For some, the lack of immediate answers is frustrating, but, like these characters — as Lee mentioned above — I am in the cult of an author, only in my case it’s Bolaño, not Archimboldi (but, oh, how I’d love to read those Archimboldi books Bolaño describes!). The terrifying thing is that these critics are not the kind of people I want to emulate. They live under a delusion:

but as the angel who had fortified their friendship, forcibly shown them what they’d known all along, what they’d assumed all along, which was that they were civilized beings, beings capable of noble sentiments, not two dumb beasts debased by routine and regular sedentary work, no, that night Pelletier and Espinoza discovered that they were generous.

It’s fascinating to watch the descent into madness as these critics tighten their circle around the real Archimboldi. Madness is already a part of their world — there’s the artist Edwin Jones, for instance, who now lives somewhere with “an unobjectionable name behind which lay concealed a civilized and discreet lunatic asylum,” and there’s Amalfitano, whom we’ll spend a lot more time with in Part 2 — and they think they’re above it, able to examine it without being tainted

Yet, for me, the sudden act of violence performed by Pelletier and Espinoza is a terrifying prelude to the violence that will splatter across all of Part 4. Here’s how these civilized men feel after it’s over: “When they stopped kicking him they were sunk for a few seconds in the strangest calm of their lives. It was as if they’d finally had the ménage à trois they’d so often dreamed of.” Bolaño notes that they felt “[a] combination of sleepiness and sexual desire,” and this doesn’t go away for a long time. “What were they looking for? They didn’t know. Nor, at this stage, did they care.”

Note the passage when Norton is on her balcony: “she opened her eyes and looked down, into the abyss, and saw [Pelletier and Espinoza].” These two never become the monsters they could — at least, not that we see — but the terrifying thing is the potential. The four critics all feel the potential for chaos, with Norton and Morini sensing how terrifying it was to even sense this.

The book continues to suffocate.

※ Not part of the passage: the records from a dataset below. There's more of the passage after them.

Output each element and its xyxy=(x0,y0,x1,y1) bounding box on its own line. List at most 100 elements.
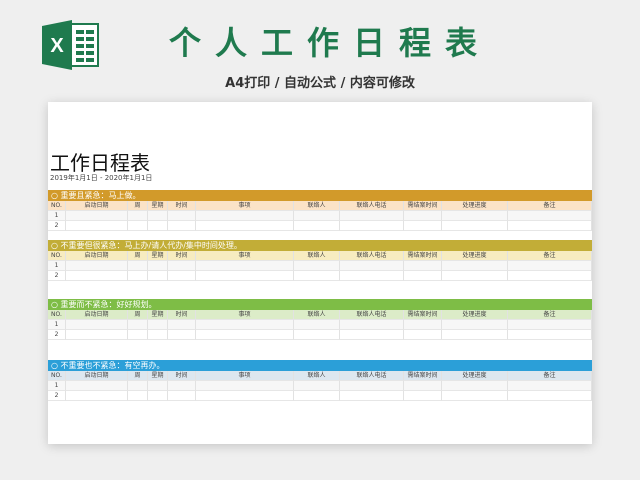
table-cell[interactable] xyxy=(66,221,128,231)
table-cell[interactable] xyxy=(168,261,196,271)
table-cell[interactable] xyxy=(294,261,340,271)
table-cell[interactable] xyxy=(340,261,404,271)
table-cell[interactable] xyxy=(148,320,168,330)
table-cell[interactable] xyxy=(148,261,168,271)
table-cell[interactable] xyxy=(66,271,128,281)
column-header: 处理进度 xyxy=(442,251,508,261)
table-row: 2 xyxy=(48,271,592,281)
table-cell[interactable] xyxy=(294,320,340,330)
table-cell[interactable] xyxy=(508,221,592,231)
table-cell[interactable] xyxy=(148,221,168,231)
table-cell[interactable] xyxy=(196,391,294,401)
banner-subtitle: A4打印 / 自动公式 / 内容可修改 xyxy=(225,76,415,91)
table-cell[interactable] xyxy=(66,320,128,330)
table-cell[interactable] xyxy=(404,221,442,231)
row-number: 1 xyxy=(48,320,66,330)
table-cell[interactable] xyxy=(340,391,404,401)
column-header: 处理进度 xyxy=(442,310,508,320)
table-cell[interactable] xyxy=(294,221,340,231)
table-cell[interactable] xyxy=(148,381,168,391)
section-title: ○ 重要而不紧急：好好规划。 xyxy=(48,299,592,310)
table-cell[interactable] xyxy=(508,320,592,330)
table-cell[interactable] xyxy=(404,381,442,391)
table-cell[interactable] xyxy=(128,211,148,221)
table-row: 1 xyxy=(48,381,592,391)
table-cell[interactable] xyxy=(148,330,168,340)
table-cell[interactable] xyxy=(508,271,592,281)
table-cell[interactable] xyxy=(508,381,592,391)
table-cell[interactable] xyxy=(404,391,442,401)
table-cell[interactable] xyxy=(128,381,148,391)
table-cell[interactable] xyxy=(148,391,168,401)
table-cell[interactable] xyxy=(168,330,196,340)
table-cell[interactable] xyxy=(442,330,508,340)
table-cell[interactable] xyxy=(294,330,340,340)
column-header: 备注 xyxy=(508,251,592,261)
table-cell[interactable] xyxy=(66,261,128,271)
column-header: 处理进度 xyxy=(442,201,508,211)
table-cell[interactable] xyxy=(196,211,294,221)
table-cell[interactable] xyxy=(294,271,340,281)
table-cell[interactable] xyxy=(340,381,404,391)
table-cell[interactable] xyxy=(442,391,508,401)
table-row: 2 xyxy=(48,391,592,401)
table-cell[interactable] xyxy=(340,211,404,221)
table-cell[interactable] xyxy=(508,211,592,221)
column-header: 周 xyxy=(128,251,148,261)
table-cell[interactable] xyxy=(128,271,148,281)
column-header: 备注 xyxy=(508,201,592,211)
table-cell[interactable] xyxy=(404,261,442,271)
table-cell[interactable] xyxy=(196,261,294,271)
table-cell[interactable] xyxy=(442,381,508,391)
column-header: 时间 xyxy=(168,371,196,381)
table-cell[interactable] xyxy=(404,211,442,221)
table-cell[interactable] xyxy=(168,381,196,391)
table-cell[interactable] xyxy=(442,261,508,271)
table-cell[interactable] xyxy=(128,221,148,231)
spreadsheet-page: 工作日程表 2019年1月1日 - 2020年1月1日 ○ 重要且紧急：马上做。… xyxy=(48,102,592,444)
table-cell[interactable] xyxy=(196,330,294,340)
schedule-section: ○ 重要且紧急：马上做。 NO. 启动日期周星期 时间 事项 联络人 联络人电话 需结案时间处… xyxy=(48,190,592,231)
column-header: 星期 xyxy=(148,201,168,211)
table-cell[interactable] xyxy=(508,330,592,340)
table-cell[interactable] xyxy=(196,221,294,231)
table-cell[interactable] xyxy=(168,391,196,401)
table-cell[interactable] xyxy=(404,271,442,281)
table-cell[interactable] xyxy=(66,381,128,391)
table-cell[interactable] xyxy=(196,381,294,391)
table-cell[interactable] xyxy=(128,261,148,271)
table-cell[interactable] xyxy=(340,320,404,330)
table-cell[interactable] xyxy=(442,271,508,281)
table-cell[interactable] xyxy=(294,391,340,401)
table-cell[interactable] xyxy=(404,330,442,340)
table-cell[interactable] xyxy=(66,330,128,340)
table-cell[interactable] xyxy=(508,391,592,401)
table-cell[interactable] xyxy=(168,271,196,281)
table-cell[interactable] xyxy=(508,261,592,271)
table-cell[interactable] xyxy=(66,391,128,401)
column-header: NO. xyxy=(48,201,66,211)
section-title: ○ 不重要也不紧急：有空再办。 xyxy=(48,360,592,371)
table-cell[interactable] xyxy=(442,320,508,330)
table-cell[interactable] xyxy=(128,320,148,330)
table-cell[interactable] xyxy=(404,320,442,330)
table-cell[interactable] xyxy=(442,221,508,231)
banner-title: 个人工作日程表 xyxy=(168,24,491,62)
table-cell[interactable] xyxy=(148,211,168,221)
table-cell[interactable] xyxy=(168,211,196,221)
table-cell[interactable] xyxy=(340,221,404,231)
table-cell[interactable] xyxy=(168,320,196,330)
table-cell[interactable] xyxy=(196,271,294,281)
table-cell[interactable] xyxy=(196,320,294,330)
table-cell[interactable] xyxy=(148,271,168,281)
table-cell[interactable] xyxy=(128,330,148,340)
column-header: 事项 xyxy=(196,251,294,261)
table-cell[interactable] xyxy=(294,211,340,221)
table-cell[interactable] xyxy=(66,211,128,221)
table-cell[interactable] xyxy=(168,221,196,231)
table-cell[interactable] xyxy=(294,381,340,391)
table-cell[interactable] xyxy=(128,391,148,401)
table-cell[interactable] xyxy=(442,211,508,221)
table-cell[interactable] xyxy=(340,330,404,340)
table-cell[interactable] xyxy=(340,271,404,281)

Three of the critics get to Santa Teresa: “the place, the sprawling city in the desert, could be seen as something authentic, something full of local color, more evidence of the often terrible richness of the human landscape.”

The often terrible richness of the human landscape: Bolaño has shown just this, in Part 1.


Here are some questions we’ve put together as potential sparks for discussion, but feel free to talk about whatever you’d like in the comments below:

  • First, what are your general thoughts on Part 1?
  • I took Part 1 as a farce descending into chaos, a quick glimpse into the void by characters ill-equipped to deal with what they see. Why begin the book in this way?
  • How does Bolaños build such febrile menace?
  • What purpose do the anecdotal digressions serve? The young jockey, the homeless man in Hyde Park, Amalfitano’s monologue about Mexican critics, the conjecture about Japanese horror films?
  • Does Benno von Archimboldi make an appearance?
  • Who is the Swabian, and why does his narrative get the distinction of being one giant sentence?
  • Do you believe Edwin Johns made his art for money?
  • Why doesn’t Morini travel?
  • “Coincidence isn’t a luxury, it’s the flip side of fate, and something else besides.” Just what is Bolaño’s definition of fate?
  • What is it about Santa Teresa, with its “carnivorous sunsets” and volitionally-skewed unheimlich tourists that’s so unsettling?
  • Does Liz Norton leave first because she’s the more suggestible of the critics, and the quickest to recognize what Santa Teresa is?
  • Is Amalfitano a direct warning of the fate awaiting Pelletier and Espinoza should they remain?
  • This was Bolaño’s last book, and he knew it. How does his impending demise find its way into the narrative? How does it work into the other themes?